He recalled he wasn’t looking at the stage when Trump stood back up and the Secret Service had determined there were no more threats.

“I remember hearing the crowd roar. You could tell from the roar that it was an excited roar, like you would hear at a Permian football game if the Panthers had just scored a touchdown,” Coday said.

“I remember thinking in my mind at that time, OK he is alive and he is OK. I remember being a little bit relieved then.”

They were then told that the event was over and everyone started to move toward the exits.

“We all walked out and we’re all trying to find our people and it was awesome. I had a team around me that protected me, just checking on me like hey where are you? Are you OK? Tons of people (started) to call me and text are you OK, and are you alive?
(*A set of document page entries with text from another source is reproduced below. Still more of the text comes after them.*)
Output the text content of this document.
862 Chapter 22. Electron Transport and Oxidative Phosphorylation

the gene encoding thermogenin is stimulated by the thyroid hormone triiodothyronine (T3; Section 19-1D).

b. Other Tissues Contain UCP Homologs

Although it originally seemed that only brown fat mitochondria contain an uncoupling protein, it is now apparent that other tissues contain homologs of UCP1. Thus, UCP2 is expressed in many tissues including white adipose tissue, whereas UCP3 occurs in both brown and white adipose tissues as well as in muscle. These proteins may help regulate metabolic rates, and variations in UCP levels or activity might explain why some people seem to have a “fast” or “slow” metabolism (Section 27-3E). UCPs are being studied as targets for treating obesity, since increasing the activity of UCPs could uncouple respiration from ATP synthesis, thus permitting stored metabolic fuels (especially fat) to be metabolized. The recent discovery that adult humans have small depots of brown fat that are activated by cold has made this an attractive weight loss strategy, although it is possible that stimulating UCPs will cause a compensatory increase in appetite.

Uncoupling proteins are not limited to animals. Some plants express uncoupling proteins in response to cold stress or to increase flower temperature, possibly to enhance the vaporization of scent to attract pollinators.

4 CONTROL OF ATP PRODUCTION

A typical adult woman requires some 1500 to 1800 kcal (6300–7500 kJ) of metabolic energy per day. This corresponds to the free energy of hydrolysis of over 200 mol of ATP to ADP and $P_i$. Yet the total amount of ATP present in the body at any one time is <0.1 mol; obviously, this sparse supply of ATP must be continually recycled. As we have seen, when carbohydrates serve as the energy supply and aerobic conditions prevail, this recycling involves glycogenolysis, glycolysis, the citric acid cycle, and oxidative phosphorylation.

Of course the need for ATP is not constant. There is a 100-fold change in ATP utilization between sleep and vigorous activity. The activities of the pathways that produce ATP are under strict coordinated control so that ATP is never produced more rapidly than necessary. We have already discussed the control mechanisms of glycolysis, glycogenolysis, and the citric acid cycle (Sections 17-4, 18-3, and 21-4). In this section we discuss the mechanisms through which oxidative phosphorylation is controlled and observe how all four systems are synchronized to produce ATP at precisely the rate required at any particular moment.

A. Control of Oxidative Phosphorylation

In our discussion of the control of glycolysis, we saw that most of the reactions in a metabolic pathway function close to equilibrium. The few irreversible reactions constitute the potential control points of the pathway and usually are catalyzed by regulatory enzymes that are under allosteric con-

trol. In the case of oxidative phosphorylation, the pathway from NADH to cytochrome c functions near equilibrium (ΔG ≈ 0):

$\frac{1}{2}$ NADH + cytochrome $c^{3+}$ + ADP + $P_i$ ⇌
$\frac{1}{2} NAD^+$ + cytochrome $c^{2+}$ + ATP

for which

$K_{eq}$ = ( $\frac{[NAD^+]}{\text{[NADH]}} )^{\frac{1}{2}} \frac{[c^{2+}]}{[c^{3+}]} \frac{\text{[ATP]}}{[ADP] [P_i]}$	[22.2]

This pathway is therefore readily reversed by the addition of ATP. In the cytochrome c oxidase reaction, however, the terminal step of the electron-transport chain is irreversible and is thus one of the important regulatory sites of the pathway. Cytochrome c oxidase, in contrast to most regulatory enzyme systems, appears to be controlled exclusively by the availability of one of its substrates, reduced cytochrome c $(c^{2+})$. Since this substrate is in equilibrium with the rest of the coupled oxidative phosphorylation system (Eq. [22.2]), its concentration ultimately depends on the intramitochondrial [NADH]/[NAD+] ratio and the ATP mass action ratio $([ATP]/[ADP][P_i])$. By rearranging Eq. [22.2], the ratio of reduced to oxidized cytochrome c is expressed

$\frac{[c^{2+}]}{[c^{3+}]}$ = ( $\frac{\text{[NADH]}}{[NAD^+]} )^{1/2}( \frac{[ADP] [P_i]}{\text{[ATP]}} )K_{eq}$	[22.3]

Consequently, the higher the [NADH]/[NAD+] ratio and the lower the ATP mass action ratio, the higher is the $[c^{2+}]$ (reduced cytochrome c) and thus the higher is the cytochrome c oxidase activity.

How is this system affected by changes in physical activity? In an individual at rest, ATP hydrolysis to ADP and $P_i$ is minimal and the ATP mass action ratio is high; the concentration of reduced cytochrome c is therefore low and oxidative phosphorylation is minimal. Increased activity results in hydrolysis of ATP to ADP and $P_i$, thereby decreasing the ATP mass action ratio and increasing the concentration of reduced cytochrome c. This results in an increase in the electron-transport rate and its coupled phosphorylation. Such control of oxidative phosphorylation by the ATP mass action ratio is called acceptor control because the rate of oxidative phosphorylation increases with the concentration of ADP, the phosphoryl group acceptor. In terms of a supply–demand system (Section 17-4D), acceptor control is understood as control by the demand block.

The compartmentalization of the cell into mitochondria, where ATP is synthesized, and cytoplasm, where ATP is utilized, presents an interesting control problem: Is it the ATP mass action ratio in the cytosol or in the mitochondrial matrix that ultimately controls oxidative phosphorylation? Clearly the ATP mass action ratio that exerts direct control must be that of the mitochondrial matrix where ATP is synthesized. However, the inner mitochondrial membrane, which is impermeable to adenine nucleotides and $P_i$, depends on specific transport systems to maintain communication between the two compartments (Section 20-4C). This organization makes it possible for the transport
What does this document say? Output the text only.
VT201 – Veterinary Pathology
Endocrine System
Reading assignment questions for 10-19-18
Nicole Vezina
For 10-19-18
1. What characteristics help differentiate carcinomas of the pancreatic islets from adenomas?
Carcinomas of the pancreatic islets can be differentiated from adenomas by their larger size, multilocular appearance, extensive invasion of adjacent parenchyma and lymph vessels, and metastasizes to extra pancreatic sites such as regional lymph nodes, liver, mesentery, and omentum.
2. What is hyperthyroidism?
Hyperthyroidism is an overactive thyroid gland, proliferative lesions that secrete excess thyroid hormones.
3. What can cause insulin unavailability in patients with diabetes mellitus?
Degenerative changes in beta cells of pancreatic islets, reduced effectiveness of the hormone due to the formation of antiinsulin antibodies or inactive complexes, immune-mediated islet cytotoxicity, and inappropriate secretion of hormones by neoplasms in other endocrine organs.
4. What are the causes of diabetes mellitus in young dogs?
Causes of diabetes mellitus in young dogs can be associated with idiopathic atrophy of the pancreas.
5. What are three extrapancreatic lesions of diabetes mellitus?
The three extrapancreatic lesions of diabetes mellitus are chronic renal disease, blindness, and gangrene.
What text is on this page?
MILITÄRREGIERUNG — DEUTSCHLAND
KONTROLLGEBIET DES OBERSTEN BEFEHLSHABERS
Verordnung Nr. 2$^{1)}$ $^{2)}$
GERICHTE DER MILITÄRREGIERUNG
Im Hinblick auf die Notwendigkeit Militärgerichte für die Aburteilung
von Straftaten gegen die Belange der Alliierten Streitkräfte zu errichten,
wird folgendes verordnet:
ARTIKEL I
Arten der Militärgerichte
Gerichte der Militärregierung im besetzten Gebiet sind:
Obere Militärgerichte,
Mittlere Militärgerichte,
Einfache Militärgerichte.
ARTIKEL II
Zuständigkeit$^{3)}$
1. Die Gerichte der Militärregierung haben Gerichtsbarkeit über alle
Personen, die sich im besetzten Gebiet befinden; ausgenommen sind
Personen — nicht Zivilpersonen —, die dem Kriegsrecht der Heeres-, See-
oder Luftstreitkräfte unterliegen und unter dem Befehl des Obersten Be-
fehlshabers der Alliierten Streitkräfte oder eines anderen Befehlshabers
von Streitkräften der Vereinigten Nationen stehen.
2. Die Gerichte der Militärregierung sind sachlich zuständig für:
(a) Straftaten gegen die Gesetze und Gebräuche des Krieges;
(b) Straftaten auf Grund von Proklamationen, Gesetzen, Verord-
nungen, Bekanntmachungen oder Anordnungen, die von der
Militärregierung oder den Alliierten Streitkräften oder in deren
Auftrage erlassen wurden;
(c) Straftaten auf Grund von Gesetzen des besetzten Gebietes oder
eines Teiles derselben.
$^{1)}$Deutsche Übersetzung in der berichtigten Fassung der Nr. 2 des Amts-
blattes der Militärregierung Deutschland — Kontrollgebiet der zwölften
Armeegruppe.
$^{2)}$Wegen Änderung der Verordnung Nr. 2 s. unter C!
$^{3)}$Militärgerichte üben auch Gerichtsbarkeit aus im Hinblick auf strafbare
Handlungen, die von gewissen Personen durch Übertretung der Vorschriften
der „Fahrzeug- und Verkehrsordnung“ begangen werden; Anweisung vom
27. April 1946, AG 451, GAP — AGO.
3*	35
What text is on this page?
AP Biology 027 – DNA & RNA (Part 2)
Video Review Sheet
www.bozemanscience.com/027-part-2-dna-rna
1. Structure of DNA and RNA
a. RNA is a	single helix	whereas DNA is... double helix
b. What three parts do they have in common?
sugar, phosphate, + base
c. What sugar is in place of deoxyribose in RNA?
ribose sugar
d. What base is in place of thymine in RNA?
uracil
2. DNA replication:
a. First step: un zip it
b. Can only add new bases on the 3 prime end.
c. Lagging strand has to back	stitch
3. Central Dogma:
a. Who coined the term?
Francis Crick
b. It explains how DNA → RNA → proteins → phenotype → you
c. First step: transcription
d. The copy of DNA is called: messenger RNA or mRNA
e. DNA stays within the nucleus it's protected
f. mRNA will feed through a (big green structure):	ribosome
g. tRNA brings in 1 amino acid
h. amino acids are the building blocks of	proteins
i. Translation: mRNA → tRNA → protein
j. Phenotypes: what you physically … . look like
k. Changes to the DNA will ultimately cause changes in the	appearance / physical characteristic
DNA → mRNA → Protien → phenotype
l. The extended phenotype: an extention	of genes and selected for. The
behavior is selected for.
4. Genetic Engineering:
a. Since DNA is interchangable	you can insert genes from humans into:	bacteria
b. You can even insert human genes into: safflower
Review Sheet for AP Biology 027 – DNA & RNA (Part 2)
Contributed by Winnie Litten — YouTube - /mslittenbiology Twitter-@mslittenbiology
“It was wild because there was just a few people outside our organization and family who knew I was going to be there, so all those calls started to come in,” he said.

“I thought it was going to be the greatest memory and it turned out” that some good things happened, Coday said.

“It was an honor to meet President Trump. That is the honor of a lifetime, but that was a very dark day in our country that someone tried to assassinate the President of the United States. Like I’ve said before, I don’t like a lot of Joe Biden’s policies but I never want Joe Biden to be hurt either. I always want the President of the United States to be protected,” Coday said.

He was supposed to be at the Republican National Convention this week in Milwaukee.

“After this, a couple of the plans changed but also just because some other things that are going on. I’m still hoping to be there, especially by Wednesday. I believe President Trump speaks on Wednesday night or Thursday night. I’m certainly hoping to be there,” Coday said.

An oilfield truck driver and founder and president of the Oil and Gas Workers Association, Coday is currently in Baton Rouge, La., for business.

He started the Oil and Gas Workers Association in 2015 in in response to the Obama-Biden era weaponization of the EPA, he said.

“That really hurt U.S. producers (and) service companies and cost a lot of Americans our jobs. We incorporated this organization on April 20, 2020, the day oil prices plunged to negative numbers in this country,” Coday said.